A report released in November by the Dartmouth Atlas Project, which has used Medicare data to study the variation in medical care in the United States for more than 20 years, found that only slightly more than half of all patients with advanced cancer receive hospice care.
The study also showed significant variation among hospitals in the percentage of patients given life-sustaining treatments, such as being put on a ventilator, being given a feeding tube and receiving chemotherapy during the last two weeks of life.
Elliott Fisher, a physician and one of the key figures in the Dartmouth Atlas Project, was among those interviewed for “Consider the Conversation.”
The documentary was shown in Oconomowoc last month as part of an initiative by ProHealth Care to encourage people to have advance directives. The initiative is being led by Ford Titus, ProHealth’s former chief executive.
PBS stations in Minnesota, Wisconsin and Chicago plan to show the documentary, and Kaldhusdal and Bernhagen hope others throughout the country will follow. They also hope the film will be shown in hospitals, medical schools, nursing schools, hospices and churches.
The two estimated that they put more than 3,500 hours into the film, and both noted that their wives carried much of the load while they worked on it.
“It’s been like working two jobs for the past year,” Bernhagen said.
The documentary was financed almost entirely by small donations that totaled about $43,000. Bernhagen and Kaldhusdal applied to about 20 foundations for grants and struck out every time. They suspect the political firestorm about “death panels” during the debate on health care reform may be the reason.
In all, the two estimate that they ended up about $10,000 in the hole, not including accounting of their time.
Kaldhusdal took the lead on the editing. Bernhagen handled the logistics, such as arranging the interviews. And each brought different skills to the project.
Bernhagen had worked in business development for Aurora Health Care and the Medical College of Wisconsin before going to work for hospices, and understood the health care system.
Kaldhusdal, a former reporter who teaches at Magee Elementary, got interested in filmmaking after the principal at his school bought digital equipment and made clear that he expected the teachers to use it.
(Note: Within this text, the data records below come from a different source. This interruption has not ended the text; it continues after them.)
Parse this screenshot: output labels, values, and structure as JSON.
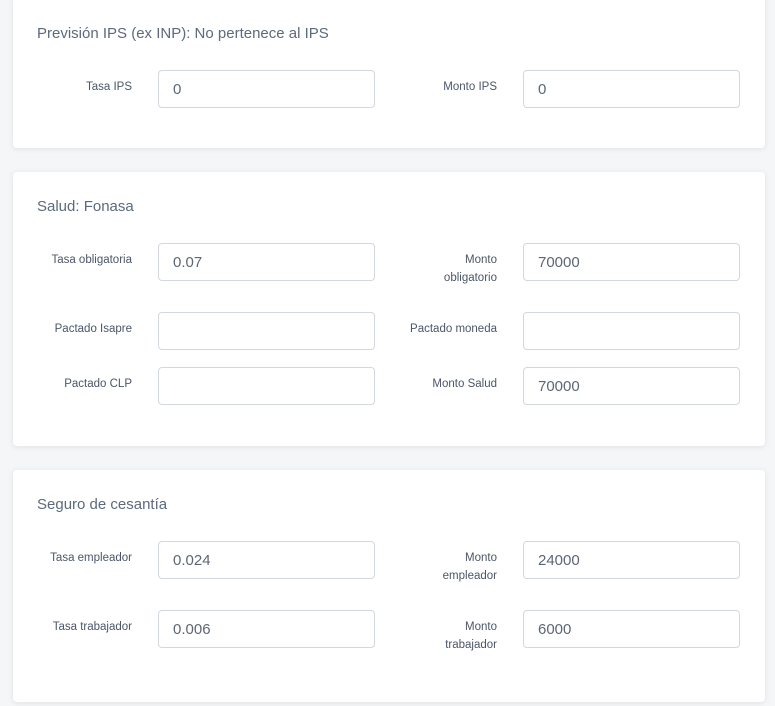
{
  "sections": {
    "ips": {
      "title": "Previsión IPS (ex INP): No pertenece al IPS",
      "tasa_label": "Tasa IPS",
      "tasa_value": "0",
      "monto_label": "Monto IPS",
      "monto_value": "0"
    },
    "salud": {
      "title": "Salud: Fonasa",
      "tasa_obligatoria_label": "Tasa obligatoria",
      "tasa_obligatoria_value": "0.07",
      "monto_obligatorio_label_1": "Monto",
      "monto_obligatorio_label_2": "obligatorio",
      "monto_obligatorio_value": "70000",
      "pactado_isapre_label": "Pactado Isapre",
      "pactado_isapre_value": "",
      "pactado_moneda_label": "Pactado moneda",
      "pactado_moneda_value": "",
      "pactado_clp_label": "Pactado CLP",
      "pactado_clp_value": "",
      "monto_salud_label": "Monto Salud",
      "monto_salud_value": "70000"
    },
    "cesantia": {
      "title": "Seguro de cesantía",
      "tasa_empleador_label": "Tasa empleador",
      "tasa_empleador_value": "0.024",
      "monto_empleador_label_1": "Monto",
      "monto_empleador_label_2": "empleador",
      "monto_empleador_value": "24000",
      "tasa_trabajador_label": "Tasa trabajador",
      "tasa_trabajador_value": "0.006",
      "monto_trabajador_label_1": "Monto",
      "monto_trabajador_label_2": "trabajador",
      "monto_trabajador_value": "6000"
    }
  }
}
Kaldhusdal did more than that. He began making documentaries.
He also was named Wisconsin’s Teacher of the Year in 2007. He learned his brother had pancreatic cancer on the same day he was among the teachers honored at a ceremony at the White House. Shortly after, he called Bernhagen about doing a film together on end-of-life care.
Twenty years ago, before the advances in the technology, particularly editing software, making the film would have been impossible, Kaldhusdal said.
“Now, some fourth-grade teacher on Pine Street in Oconomowoc can create what I think is a pretty powerful film on a very difficult subject,” Kaldhusdal said.
Yet, the two filmmakers stressed, the film is not about dying.
“It’s about how people want to live before they die,” Kaldhusdal said.